The doctor walked up, "here for Hazel Green? Correct?"

"Yes we are her dads," Louis says as they both jump to their feat, Harry still clinging to the letter like his life depended on it.

"She is stable, her cuts were very deep but now she is all stitched up. She is still asleep but you can go see her as soon as you can answer a few questions for me?" He asks mentioning towards the chairs.

" Ok, " they say at the same time, both eager to see their daughter.

"She has bruise all over her do you happen to know where they can from?"

"Her mom died a few months ago and she decided to go with her grandparents. In this letter it say that they have been neglecting her for months and her grandfather has been physically abusing her for about a month now," Louis says mentioning towards the letter still in Harry's right grasp.

"May I read it?" The doctor asks and Harry reluctantly hands it over. "I see, ok, the cops are already here, just standard procedure, do mind if I give this to them?"

"If it help get both their asses in prison go right ahead," Louis says and the doctor let's out a small chuckle.

"You may go see her now, she is in room 418," he says and walks off.

Haze POV

Did it work?

Why is it so dark?

It's to cold to be Hell. Unless is this my own personal Hell? I hate the cold.

Wait, are my eyes closed?... Yes they are. Ok then open them. Ok.

I open my eyes to see a bright room, there is a door confront of my bed. I look to either side of me, machines. I'm in a hospital? It didn't work, I'm alive.

Shit.

It didn't work, I have to go back.

It's going to be ten times worse after this. They are going to be pissed about the sheets.

My breathing started to get heavier and the monitor beside me beeped faster... I am having a panic attack.

I closed my eyes, focused on my breathing.

Breathe.

Breathe.

I could hear the door open. No I can't see them. I can't.

"Please just leave me alone," I cry.

"Haze, you're awake," a man with a thick English accent said. I'm dreaming, this isn't real.

"No, no. This isn't real. You're not here," I tell the hallucination, not daring to open my eyes, knowing when I did they wouldn't be there.

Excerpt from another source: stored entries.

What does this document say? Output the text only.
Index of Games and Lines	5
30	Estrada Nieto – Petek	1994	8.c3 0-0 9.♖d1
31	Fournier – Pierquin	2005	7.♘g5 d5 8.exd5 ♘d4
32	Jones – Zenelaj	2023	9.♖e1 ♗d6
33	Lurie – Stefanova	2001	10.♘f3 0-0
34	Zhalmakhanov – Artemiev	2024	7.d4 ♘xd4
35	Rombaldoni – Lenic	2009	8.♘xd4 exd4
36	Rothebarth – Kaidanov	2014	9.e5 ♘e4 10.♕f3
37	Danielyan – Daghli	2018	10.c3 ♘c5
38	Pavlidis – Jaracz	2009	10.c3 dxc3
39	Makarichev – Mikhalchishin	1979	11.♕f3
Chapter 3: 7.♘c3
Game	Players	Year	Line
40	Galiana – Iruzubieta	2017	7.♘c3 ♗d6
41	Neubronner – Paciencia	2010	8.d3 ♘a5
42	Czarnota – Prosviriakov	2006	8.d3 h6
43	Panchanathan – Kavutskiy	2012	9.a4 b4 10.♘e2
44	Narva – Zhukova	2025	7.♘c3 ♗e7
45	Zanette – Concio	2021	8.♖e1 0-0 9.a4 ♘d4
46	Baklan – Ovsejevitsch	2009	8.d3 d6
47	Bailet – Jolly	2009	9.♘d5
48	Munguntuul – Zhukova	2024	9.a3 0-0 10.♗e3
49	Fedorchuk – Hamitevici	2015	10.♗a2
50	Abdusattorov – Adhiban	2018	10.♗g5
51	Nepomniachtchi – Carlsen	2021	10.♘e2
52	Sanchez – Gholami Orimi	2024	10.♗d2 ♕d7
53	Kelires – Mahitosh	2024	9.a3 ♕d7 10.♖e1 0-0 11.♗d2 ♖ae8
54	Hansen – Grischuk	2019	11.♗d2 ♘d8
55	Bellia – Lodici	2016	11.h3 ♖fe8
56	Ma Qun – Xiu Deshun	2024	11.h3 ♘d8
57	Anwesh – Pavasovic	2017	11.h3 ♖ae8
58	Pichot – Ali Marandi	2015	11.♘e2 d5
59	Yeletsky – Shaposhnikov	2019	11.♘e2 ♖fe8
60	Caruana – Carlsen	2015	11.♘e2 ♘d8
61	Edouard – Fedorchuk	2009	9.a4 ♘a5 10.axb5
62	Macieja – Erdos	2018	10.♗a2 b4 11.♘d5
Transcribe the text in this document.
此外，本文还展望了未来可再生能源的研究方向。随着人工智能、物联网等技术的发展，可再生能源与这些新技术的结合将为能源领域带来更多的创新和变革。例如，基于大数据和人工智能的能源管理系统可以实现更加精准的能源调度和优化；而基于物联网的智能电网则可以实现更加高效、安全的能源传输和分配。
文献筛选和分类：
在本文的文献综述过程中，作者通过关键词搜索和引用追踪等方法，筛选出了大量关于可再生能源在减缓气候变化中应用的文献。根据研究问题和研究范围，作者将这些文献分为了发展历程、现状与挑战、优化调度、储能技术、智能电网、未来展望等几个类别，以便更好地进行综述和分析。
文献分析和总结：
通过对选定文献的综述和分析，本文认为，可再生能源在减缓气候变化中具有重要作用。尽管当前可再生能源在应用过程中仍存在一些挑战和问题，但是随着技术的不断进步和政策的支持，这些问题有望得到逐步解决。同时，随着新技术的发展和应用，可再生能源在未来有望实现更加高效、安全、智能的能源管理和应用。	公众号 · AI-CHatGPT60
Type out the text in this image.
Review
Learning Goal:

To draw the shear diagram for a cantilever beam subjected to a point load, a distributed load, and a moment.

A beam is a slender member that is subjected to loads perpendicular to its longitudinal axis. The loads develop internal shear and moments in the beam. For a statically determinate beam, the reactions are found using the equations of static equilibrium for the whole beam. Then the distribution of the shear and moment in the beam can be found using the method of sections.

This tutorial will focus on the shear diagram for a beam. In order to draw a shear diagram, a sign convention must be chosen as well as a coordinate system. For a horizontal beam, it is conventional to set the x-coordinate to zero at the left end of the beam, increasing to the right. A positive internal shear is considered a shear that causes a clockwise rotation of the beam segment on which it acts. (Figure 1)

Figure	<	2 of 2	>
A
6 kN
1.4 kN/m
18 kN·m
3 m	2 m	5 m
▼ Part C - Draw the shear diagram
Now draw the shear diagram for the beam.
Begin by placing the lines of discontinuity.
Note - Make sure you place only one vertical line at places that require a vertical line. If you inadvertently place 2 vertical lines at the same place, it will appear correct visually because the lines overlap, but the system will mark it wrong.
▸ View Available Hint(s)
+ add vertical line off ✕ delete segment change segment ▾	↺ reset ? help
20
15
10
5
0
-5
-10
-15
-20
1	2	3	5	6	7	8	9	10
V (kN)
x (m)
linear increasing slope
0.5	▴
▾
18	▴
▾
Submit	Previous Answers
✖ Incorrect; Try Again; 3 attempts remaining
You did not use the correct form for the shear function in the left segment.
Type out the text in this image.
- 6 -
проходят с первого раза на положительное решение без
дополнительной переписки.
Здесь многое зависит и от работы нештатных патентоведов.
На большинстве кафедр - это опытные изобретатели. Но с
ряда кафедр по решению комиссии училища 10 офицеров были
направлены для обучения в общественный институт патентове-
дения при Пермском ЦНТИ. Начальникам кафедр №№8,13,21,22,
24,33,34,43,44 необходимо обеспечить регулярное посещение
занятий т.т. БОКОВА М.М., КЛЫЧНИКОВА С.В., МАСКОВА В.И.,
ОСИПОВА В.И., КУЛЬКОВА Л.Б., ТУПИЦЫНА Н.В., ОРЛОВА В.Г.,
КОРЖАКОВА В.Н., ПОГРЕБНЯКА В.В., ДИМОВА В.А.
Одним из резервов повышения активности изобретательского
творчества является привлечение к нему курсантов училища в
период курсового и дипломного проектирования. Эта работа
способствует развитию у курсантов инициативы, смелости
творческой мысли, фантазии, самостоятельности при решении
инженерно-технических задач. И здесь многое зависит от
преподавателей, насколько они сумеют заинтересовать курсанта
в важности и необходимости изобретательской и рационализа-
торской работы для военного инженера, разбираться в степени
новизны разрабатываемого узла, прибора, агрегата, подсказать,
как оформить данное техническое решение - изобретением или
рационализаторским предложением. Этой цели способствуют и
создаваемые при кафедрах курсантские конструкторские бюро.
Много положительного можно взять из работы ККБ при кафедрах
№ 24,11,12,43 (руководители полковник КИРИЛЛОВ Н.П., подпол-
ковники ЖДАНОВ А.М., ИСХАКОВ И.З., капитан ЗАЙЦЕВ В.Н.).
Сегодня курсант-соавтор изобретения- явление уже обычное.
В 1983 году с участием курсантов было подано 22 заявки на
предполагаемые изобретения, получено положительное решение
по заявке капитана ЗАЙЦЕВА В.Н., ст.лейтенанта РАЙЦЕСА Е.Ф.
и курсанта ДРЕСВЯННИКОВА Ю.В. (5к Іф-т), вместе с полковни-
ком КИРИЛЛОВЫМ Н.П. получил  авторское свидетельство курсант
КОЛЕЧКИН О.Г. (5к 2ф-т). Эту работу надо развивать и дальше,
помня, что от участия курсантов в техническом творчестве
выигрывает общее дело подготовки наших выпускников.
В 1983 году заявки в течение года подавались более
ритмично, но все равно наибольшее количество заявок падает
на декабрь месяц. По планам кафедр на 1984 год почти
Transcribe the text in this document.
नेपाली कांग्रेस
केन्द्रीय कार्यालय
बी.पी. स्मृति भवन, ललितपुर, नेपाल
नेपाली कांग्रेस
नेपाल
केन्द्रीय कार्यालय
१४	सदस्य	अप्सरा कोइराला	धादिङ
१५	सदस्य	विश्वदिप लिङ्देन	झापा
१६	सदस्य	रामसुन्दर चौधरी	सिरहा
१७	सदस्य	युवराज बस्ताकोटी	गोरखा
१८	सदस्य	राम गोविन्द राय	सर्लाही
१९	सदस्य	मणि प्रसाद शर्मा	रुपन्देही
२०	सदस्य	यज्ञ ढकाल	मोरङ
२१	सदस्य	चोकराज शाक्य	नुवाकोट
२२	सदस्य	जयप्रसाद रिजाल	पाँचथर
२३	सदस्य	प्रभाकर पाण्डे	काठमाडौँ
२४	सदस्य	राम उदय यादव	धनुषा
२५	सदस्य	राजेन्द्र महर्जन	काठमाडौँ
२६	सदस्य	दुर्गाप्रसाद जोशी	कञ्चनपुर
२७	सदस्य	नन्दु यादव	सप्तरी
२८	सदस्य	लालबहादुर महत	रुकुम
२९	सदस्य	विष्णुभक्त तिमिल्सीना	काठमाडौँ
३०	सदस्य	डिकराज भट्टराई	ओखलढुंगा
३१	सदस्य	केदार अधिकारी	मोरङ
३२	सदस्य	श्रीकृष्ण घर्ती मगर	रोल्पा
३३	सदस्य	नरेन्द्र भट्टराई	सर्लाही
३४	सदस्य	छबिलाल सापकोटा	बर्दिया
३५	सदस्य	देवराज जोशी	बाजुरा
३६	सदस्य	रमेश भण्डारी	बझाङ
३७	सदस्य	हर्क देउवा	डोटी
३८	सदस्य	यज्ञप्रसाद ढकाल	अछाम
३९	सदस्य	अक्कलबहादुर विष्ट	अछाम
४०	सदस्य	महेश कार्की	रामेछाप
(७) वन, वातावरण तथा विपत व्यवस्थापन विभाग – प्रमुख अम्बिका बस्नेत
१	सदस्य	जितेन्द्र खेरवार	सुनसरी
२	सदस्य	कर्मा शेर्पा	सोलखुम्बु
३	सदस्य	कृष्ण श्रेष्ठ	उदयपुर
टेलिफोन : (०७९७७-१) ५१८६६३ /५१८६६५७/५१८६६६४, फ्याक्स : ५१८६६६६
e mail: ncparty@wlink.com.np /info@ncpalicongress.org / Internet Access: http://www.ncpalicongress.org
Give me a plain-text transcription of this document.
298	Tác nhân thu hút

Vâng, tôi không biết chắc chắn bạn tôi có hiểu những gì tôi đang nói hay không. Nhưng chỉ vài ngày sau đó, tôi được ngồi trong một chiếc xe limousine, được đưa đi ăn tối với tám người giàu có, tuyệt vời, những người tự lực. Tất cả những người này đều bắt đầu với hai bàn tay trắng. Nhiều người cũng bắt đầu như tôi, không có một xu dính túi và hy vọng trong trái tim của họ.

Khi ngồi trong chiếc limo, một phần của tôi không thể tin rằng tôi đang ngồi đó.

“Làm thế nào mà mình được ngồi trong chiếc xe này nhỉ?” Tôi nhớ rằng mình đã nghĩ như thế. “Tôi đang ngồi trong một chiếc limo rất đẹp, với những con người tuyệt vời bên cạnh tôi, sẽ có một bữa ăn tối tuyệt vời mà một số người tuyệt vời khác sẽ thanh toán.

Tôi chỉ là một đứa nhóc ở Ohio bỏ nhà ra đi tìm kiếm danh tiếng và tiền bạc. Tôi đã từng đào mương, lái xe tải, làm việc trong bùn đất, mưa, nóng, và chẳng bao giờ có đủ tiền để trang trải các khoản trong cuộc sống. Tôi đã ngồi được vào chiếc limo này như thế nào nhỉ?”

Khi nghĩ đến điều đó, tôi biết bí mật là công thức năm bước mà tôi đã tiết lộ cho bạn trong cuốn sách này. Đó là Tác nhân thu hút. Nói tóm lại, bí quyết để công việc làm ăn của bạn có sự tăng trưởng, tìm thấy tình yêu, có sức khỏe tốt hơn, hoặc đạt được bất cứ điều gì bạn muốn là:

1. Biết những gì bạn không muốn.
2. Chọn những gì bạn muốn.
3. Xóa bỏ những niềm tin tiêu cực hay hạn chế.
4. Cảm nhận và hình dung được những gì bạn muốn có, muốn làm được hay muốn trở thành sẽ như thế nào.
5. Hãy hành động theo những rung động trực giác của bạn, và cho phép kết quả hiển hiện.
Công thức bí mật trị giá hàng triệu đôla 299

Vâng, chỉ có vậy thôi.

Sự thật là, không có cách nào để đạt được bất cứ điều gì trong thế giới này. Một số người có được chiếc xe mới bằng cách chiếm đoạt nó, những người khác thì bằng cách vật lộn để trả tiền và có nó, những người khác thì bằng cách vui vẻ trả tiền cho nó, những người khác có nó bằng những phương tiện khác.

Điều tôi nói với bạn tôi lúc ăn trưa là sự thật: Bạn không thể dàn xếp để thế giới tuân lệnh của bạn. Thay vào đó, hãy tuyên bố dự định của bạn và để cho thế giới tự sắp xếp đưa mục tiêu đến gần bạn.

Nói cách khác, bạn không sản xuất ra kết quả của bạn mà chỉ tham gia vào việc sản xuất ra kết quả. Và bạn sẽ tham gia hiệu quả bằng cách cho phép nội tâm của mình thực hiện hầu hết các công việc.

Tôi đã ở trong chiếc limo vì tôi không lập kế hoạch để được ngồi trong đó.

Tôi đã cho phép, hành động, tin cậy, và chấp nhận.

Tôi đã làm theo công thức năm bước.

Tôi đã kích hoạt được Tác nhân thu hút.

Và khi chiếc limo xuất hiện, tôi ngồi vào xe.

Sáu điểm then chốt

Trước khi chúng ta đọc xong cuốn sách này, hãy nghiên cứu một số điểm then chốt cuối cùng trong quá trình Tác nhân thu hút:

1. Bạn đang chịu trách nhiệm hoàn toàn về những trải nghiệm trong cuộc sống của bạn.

"Haze, Haze. We are right here," a different voice said, yet it was still very English. The bed shifted on either side of me and I felt two hands on each arm.

I slowly open my eyes, they were there. They were really there. "I can't go back," I sobbed.

"No, you don't have to. We read your letter and gave it to the police they are on there way to arrest them at this very moment," Peré said in a comforting tone.

"Really?"

"Yeah, how are you doin?" my dad asks.

"Well my arms and thighs hurt like hell but other then that I am doing peachy," I laugh.

"We should have come earlier," Peré says looking down.

"No, I told you in the letter it is not your fault," I fight.

"Yes it is, if we would have come earlier you would not be in this bed," Dad fights back.

"If I would have chose to stay with you I would not be here. If I chose not to leave the house that day to call Rose, I would not be here. If I didn't stay with you guys over fall break my mom might still be alive and I would not be here. There are a million different 'what ifs' but we can't dwell on them, now we just focus on my recovery, yeah?"

"Yeah," they both say.

"So we were thinking after you are clear to fly we are going to move to London full time, if that's ok with you?" Louis asks.

"I mean it would suck having to leave Rose again but I loved London the last time we were there and it might be nice to get away from all the bad memories. So yeah, if that's what you guys want, sounds good to me," I answer.

"We are moving to London!" Harry cheers.

"You basically already live there," I point out.

"Fine, Haze is moving to London," he re-cheers.

" I'm moving to London, " I cheer back.